Feature Articles

Welcome to this week's feature stories. The stories are from various Papua New Guinean writers. The main highlight this week is the story on .....

Sunday, February 7, 2010

Reaching the highest bars

A MOTHER of nine children, a diploma in nursing, post graduate qualification in nursing and mid-wifery and a law degree without a blemish qualifying her to be admitted to the bar this week. 

How does that sound? Pause for a moment and take it in - how Margaret Asinumbu Kimala juggled motherhood and a diploma in nursing, a post graduate qualification in nursing and midwifery and within a span of less than nine years, a Bachelor of Law admitted to the bar to practice law in national and supreme courts of PNG.

Thanks a thousand times to her loving husband, Joe Asinumbu, a graduate Civil Engineer with the National Department of Works. Unlike many men in PNG who do not back their wives to reach new heights in their career, Joe Asinumbu is of a new breed of a man.  He had every confidence in his wife's abilities to succeed in whatever field and backed her all the way through to attain double degrees in two different professions.

After 15 years of service to the health department, Margaret's husband encouraged her to go back to school to upgrade her qualifications. With his backing, Margaret has not looked back since then. In 1997, she completed her studies in mid-wifery at the College of Allied Health Sciences at the UPNG's school of nursing. She again went back for studies in nursing education and graduated with a diploma in 2001. Four years later, she walked down the podium of UPNG's School of Medicine with a Bachelor in nursing and this week, a Bachelor in Law.

"When I saw my wife doing well in her studies, I knew she could do even better. She has shown a lot of potential in excelling," said her supportive husband of many years.
Potential identified, Joe made sure his wife is free of all motherly responsibilities. He took a few of his relatives including his own mother to take care of all the household chores whilst his wife concentrates on her education.

"Through my husband's undying support, I made it through.  And I really thank him for that," said Margaret with a smile.

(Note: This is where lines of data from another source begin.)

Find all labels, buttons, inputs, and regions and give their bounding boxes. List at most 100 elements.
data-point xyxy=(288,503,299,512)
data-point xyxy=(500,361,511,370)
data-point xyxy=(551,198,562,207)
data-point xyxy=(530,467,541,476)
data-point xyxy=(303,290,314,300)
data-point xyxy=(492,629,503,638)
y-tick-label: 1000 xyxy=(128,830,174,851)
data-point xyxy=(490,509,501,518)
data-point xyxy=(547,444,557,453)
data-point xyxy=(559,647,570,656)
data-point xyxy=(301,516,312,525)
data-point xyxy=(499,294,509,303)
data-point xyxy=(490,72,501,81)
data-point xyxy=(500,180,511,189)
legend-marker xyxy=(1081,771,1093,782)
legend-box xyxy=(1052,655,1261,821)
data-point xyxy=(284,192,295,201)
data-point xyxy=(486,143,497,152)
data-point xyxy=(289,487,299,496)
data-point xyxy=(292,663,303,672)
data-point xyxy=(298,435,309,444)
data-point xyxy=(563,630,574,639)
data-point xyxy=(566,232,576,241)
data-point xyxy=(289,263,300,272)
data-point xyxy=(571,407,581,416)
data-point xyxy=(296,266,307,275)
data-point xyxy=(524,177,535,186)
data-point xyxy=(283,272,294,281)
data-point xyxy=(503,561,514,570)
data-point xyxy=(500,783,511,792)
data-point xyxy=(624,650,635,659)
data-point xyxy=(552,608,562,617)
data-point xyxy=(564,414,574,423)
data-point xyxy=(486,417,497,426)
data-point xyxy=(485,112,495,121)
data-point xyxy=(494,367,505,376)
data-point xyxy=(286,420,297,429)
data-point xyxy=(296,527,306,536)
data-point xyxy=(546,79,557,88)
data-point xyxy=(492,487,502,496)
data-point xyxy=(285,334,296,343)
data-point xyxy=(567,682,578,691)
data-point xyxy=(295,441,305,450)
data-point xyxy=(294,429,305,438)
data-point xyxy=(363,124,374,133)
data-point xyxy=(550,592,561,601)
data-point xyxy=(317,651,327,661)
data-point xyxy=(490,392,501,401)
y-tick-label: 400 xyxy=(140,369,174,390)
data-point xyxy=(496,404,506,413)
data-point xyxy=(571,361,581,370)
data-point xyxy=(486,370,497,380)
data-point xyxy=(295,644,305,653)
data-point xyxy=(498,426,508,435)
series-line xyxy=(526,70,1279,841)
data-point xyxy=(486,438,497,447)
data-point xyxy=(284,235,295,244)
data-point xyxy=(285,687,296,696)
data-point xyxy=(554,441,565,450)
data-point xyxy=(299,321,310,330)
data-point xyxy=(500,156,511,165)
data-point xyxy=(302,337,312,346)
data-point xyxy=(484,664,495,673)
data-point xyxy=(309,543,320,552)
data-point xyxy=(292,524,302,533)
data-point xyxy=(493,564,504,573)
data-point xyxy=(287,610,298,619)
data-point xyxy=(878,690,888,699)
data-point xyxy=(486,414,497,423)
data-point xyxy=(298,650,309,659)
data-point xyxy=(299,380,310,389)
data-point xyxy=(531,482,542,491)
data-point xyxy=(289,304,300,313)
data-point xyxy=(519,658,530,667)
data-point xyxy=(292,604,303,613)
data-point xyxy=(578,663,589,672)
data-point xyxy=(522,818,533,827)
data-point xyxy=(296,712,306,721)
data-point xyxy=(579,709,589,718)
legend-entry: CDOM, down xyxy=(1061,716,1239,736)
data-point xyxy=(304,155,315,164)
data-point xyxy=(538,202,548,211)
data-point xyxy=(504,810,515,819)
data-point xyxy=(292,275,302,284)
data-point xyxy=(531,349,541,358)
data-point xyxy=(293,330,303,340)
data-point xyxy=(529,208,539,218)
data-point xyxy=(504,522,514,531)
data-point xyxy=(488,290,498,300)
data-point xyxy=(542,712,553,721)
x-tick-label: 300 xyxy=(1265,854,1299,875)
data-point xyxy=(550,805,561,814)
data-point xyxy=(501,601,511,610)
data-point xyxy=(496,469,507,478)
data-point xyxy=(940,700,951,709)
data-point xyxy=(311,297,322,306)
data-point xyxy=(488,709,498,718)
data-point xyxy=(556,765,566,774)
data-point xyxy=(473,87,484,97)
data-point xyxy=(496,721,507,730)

When lovers take Valentine's Day off to tell each other how much love they share between them, well for Joe and Margaret, there is no need to speak.  Actions speak louder than words. Both of them have spoken volumes by their actions more than words - Joe gave the opportunity for his wife to attain the much envied and sought after profession in life and for Margaret? Well she gave nine beautiful children to the man of her life. Their eldest son is 18 years old now studying at UPNG whilst the youngest is 2 years old.

Margaret has been working towards a cause. During her years as a nursing officers and health educator, she has come to see unnecessary loss of lives as a result of professional negligence by medical practitioners.  And she will be out to ensure the standard of medical practice is lifted.

"Being a nurse and a lawyer at the same time, now I know what should really be done to avoid professional negligence.

"I am now in a better position to advise and advocate on issues of professional negligence of my colleagues in the  medical profession," Margaret said.

Margaret hails from Teremanda Village, in Wabag, Enga Province. She is married to a loving Western Highlander part Sepik.

She was described by the Director of the legal training institute at the admission that Margaret "was one of the senior woman at the Institute.  She has shown a lot of maturity and perseverance."